Charles M. Russell (1864–1926)
Throwing Herself from the Saddle, She Slid Precipitately into the Washout, Just as Denver Thundered Up, 1905
Transparent and opaque watercolor over graphite underdrawing on paper
Amon Carter Museum, Fort Worth, Texas
1961.256
Throwing Herself from the Saddle, She Slid Precipitately into the Washout, Just as Denver Thundered Up, 1905
Transparent and opaque watercolor over graphite underdrawing on paper
Amon Carter Museum, Fort Worth, Texas
1961.256
Russell provided three illustrations in color for B. M. Bower’s novel Chip, of the Flying U, first published in 1906. The stories of Chip, Weary, Happy Jack, Denver, and the other cowboys of the fictitious Flying U ranch, along with those of a heroine named “Little Doctor,” became great favorites with many readers.

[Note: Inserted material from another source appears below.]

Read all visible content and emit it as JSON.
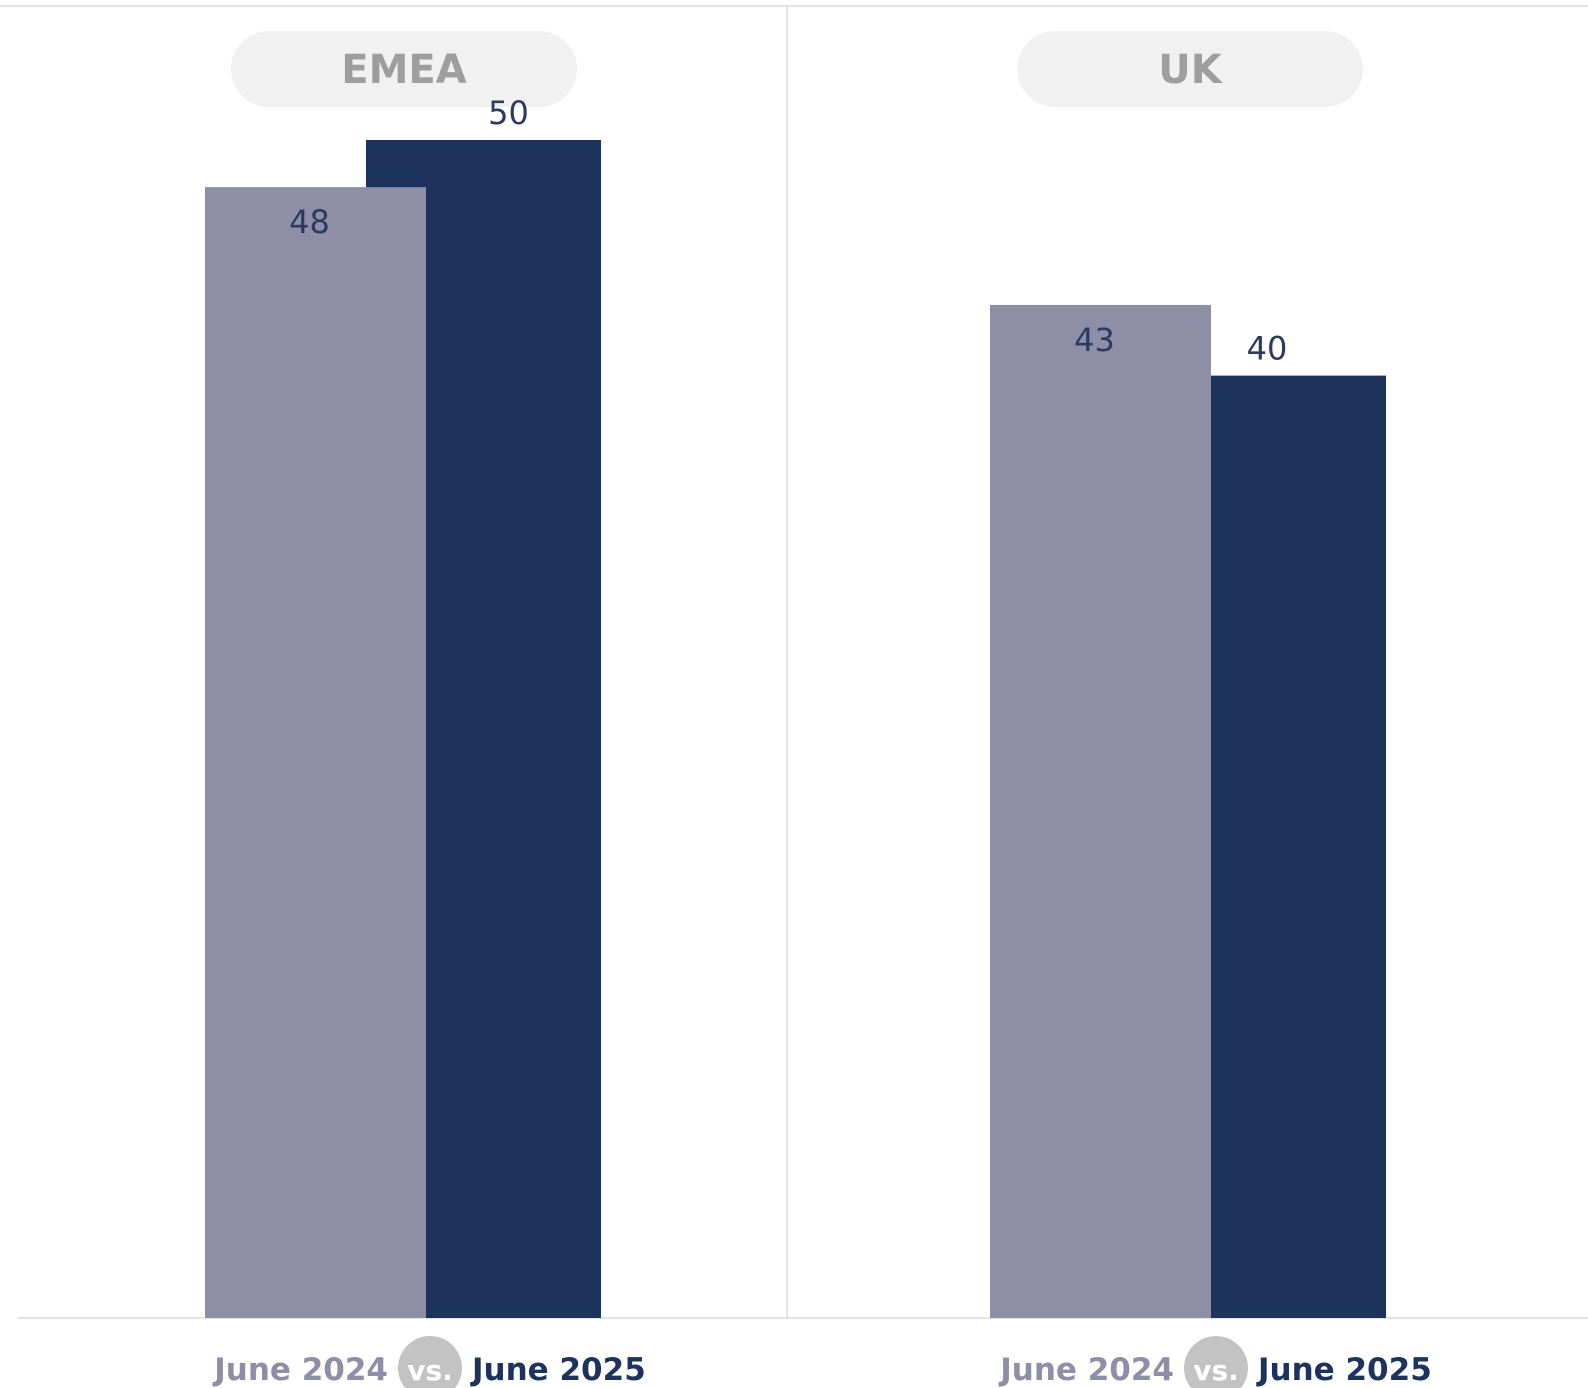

Bertha M. Bower was married to Bertrand W. “Bill” Sinclair, a former cowboy and also a writer of stories, and both of them were close friends of Charles and Nancy Russell. In Bower’s book, the character of Chip was a cowboy artist, and many readers assumed she had modeled the character from Russell. She, however, always maintained that the character was drawn from her husband, whose background was similar to that of Russell. For reasons now unknown, Russell’s nickname for Bill Sinclair was “Fiddleback.”